The Criterion Collection has stitched together a Blu-ray of Island of Lost Souls from several film sources as the original negative no longer exists. It is important to note that the film was shot “pre-code,” before the Hays Production Code got a grip on Hollywood, requiring subsequent re-releases of the film to be censored. The liner notes explain the painstaking effort to restore the film to its original content. Most satisfying about the high-def image quality is its general contrast and stability, considering the varied sources. While there are occasional scratches and debris visible, the presentation is remarkably clean, with excellent details in shadow and black levels. Image grain seems organic, and there is no evidence of DNR. Struss' moody, often heavily diffused lighting has never looked as sharp. There is an overall, seamless, very film-like and appealing texture. The LPCM 1.0 audio is clear, with distinct, monaural tonality that rarely betrays its age.

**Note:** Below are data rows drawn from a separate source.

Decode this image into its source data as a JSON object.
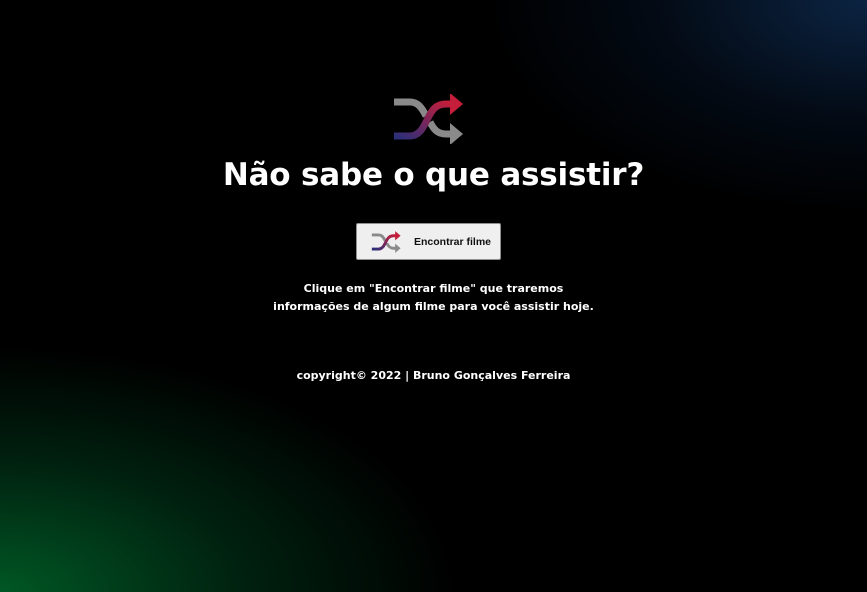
{
  "logo": {
    "icon": "shuffle-icon",
    "colors": {
      "arrow_top": "#c41e3a",
      "arrow_bottom": "#8a8a8a",
      "cross": "#2b2f7a"
    }
  },
  "header": {
    "title": "Não sabe o que assistir?"
  },
  "action": {
    "button_label": "Encontrar filme",
    "button_icon": "shuffle-icon"
  },
  "description": {
    "line1": "Clique em \"Encontrar filme\" que traremos",
    "line2": "informações de algum filme para você assistir hoje."
  },
  "footer": {
    "copyright": "copyright© 2022 | Bruno Gonçalves Ferreira"
  },
  "colors": {
    "background": "#000000",
    "glow_bottom_left": "#005c26",
    "glow_top_right": "#0c2646",
    "text": "#ffffff",
    "button_bg": "#efefef"
  }
}
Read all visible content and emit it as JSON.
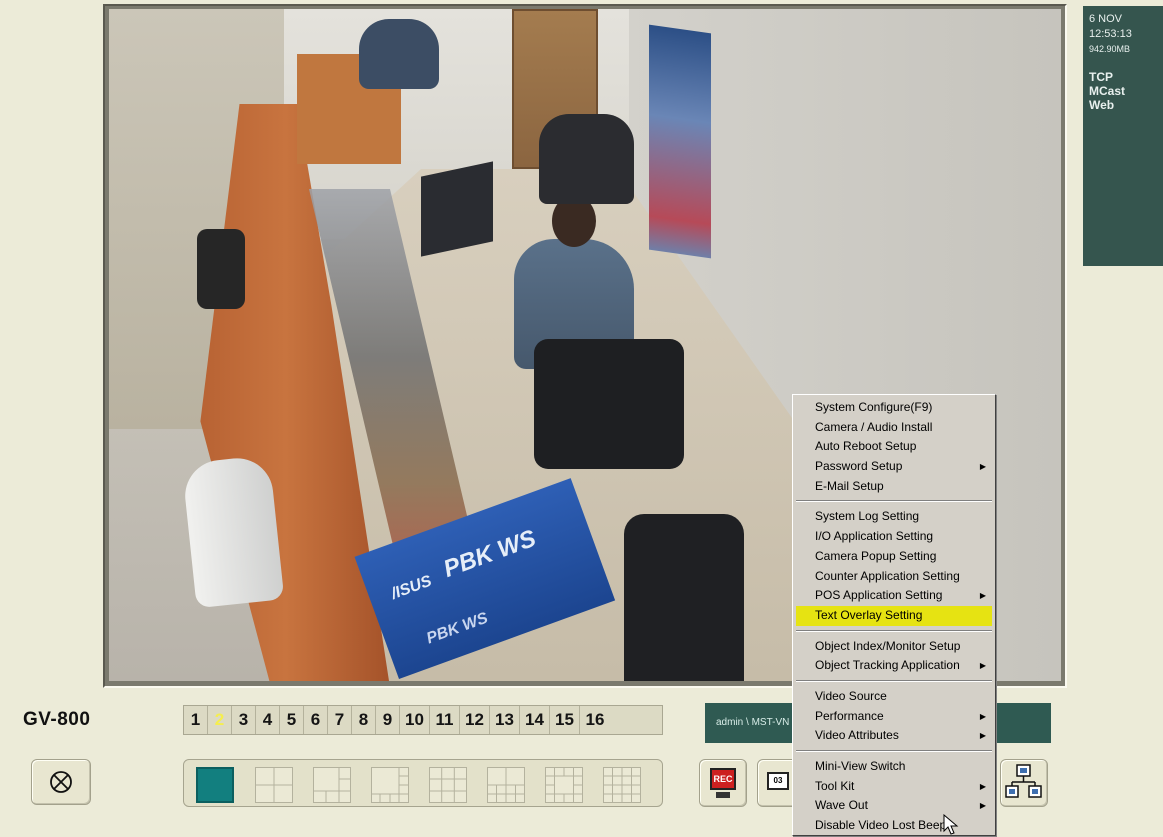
{
  "app": {
    "brand": "GV-800"
  },
  "status_panel": {
    "date": "6 NOV",
    "time": "12:53:13",
    "disk": "942.90MB",
    "protocols": [
      "TCP",
      "MCast",
      "Web"
    ]
  },
  "camera_numbers": [
    "1",
    "2",
    "3",
    "4",
    "5",
    "6",
    "7",
    "8",
    "9",
    "10",
    "11",
    "12",
    "13",
    "14",
    "15",
    "16"
  ],
  "selected_camera": "2",
  "message_box": {
    "text": "admin \\ MST-VN"
  },
  "toolbar": {
    "rec_label": "REC",
    "calendar_day": "03"
  },
  "colors": {
    "background": "#ecebd8",
    "status_panel": "#35554e",
    "menu_highlight": "#e6e312",
    "single_layout": "#127f7f"
  },
  "context_menu": {
    "group1": [
      {
        "label": "System Configure(F9)",
        "submenu": false
      },
      {
        "label": "Camera / Audio Install",
        "submenu": false
      },
      {
        "label": "Auto Reboot Setup",
        "submenu": false
      },
      {
        "label": "Password Setup",
        "submenu": true
      },
      {
        "label": "E-Mail Setup",
        "submenu": false
      }
    ],
    "group2": [
      {
        "label": "System Log Setting",
        "submenu": false
      },
      {
        "label": "I/O Application Setting",
        "submenu": false
      },
      {
        "label": "Camera Popup Setting",
        "submenu": false
      },
      {
        "label": "Counter Application Setting",
        "submenu": false
      },
      {
        "label": "POS Application Setting",
        "submenu": true
      },
      {
        "label": "Text Overlay Setting",
        "submenu": false,
        "highlighted": true
      }
    ],
    "group3": [
      {
        "label": "Object Index/Monitor Setup",
        "submenu": false
      },
      {
        "label": "Object Tracking Application",
        "submenu": true
      }
    ],
    "group4": [
      {
        "label": "Video Source",
        "submenu": false
      },
      {
        "label": "Performance",
        "submenu": true
      },
      {
        "label": "Video Attributes",
        "submenu": true
      }
    ],
    "group5": [
      {
        "label": "Mini-View Switch",
        "submenu": false
      },
      {
        "label": "Tool Kit",
        "submenu": true
      },
      {
        "label": "Wave Out",
        "submenu": true
      },
      {
        "label": "Disable Video Lost Beep",
        "submenu": false
      }
    ]
  },
  "video": {
    "box_text_main": "PBK WS",
    "box_text_brand": "/ISUS",
    "box_text_bottom": "PBK WS"
  }
}
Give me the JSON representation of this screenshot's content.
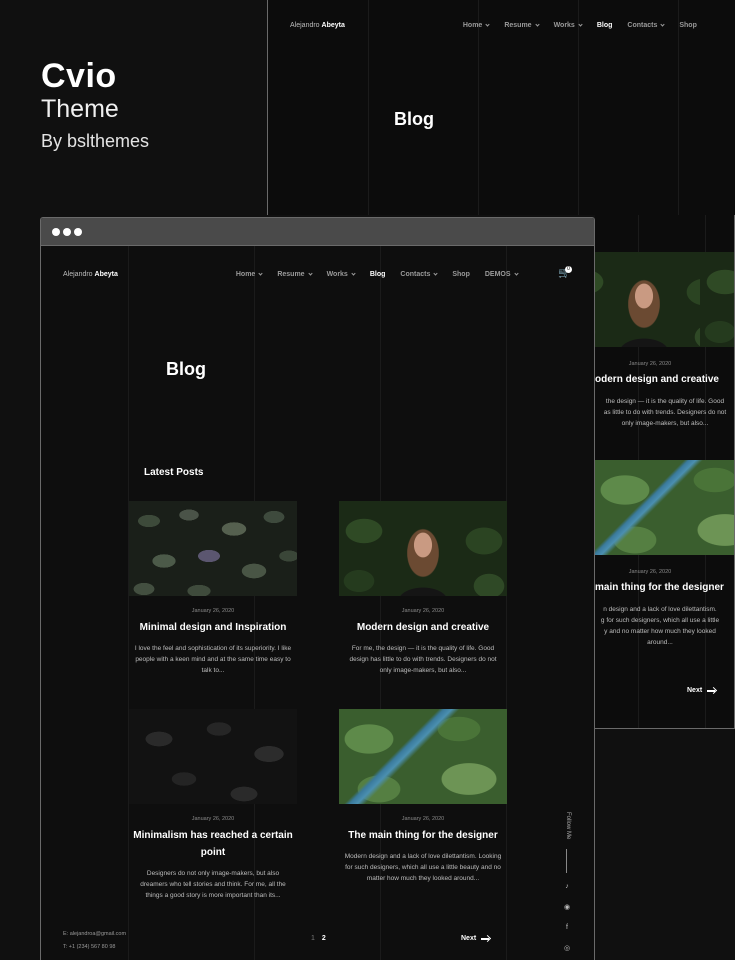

Accompanying Island of Lost Souls into the digital age for the first time on Blu-ray and DVD are a host of supplements, the most interesting of which are writer Christine Smallwood's excellent essay and film historian Gregory W. Mank's informative audio commentary. In addition to a solid, 14-minute video interview with film historian David J. Skal, there are a theatrical trailer, a gallery of stills and an awkward-but-enthusiastic interview with director John Landis, make-up artist Rick Baker and genre expert Bob Burns. Finally there is an unnecessary interview with the “fired” director of the 1996 remake, Richard Stanley, and a dubious, 20-minute interview with members of the new-wave band Devo, who tediously discuss the film's influence on the band.
Originally considered a lurid, tasteless shocker and banned in several countries, Island of Lost Souls had several censored re-releases and became a late-show staple on American television. Earning cult status over the years, the film's eerie appeal continues to resonate with contemporary audiences. Although the shocks may pale by today's standards, is it possible to ignore the miserable, downtrodden island natives created by the mad doctor as they cry out to the night skies, “Are we not men?” This excellent Blu-ray is the perfect way to visit this island of the truly damned and find out.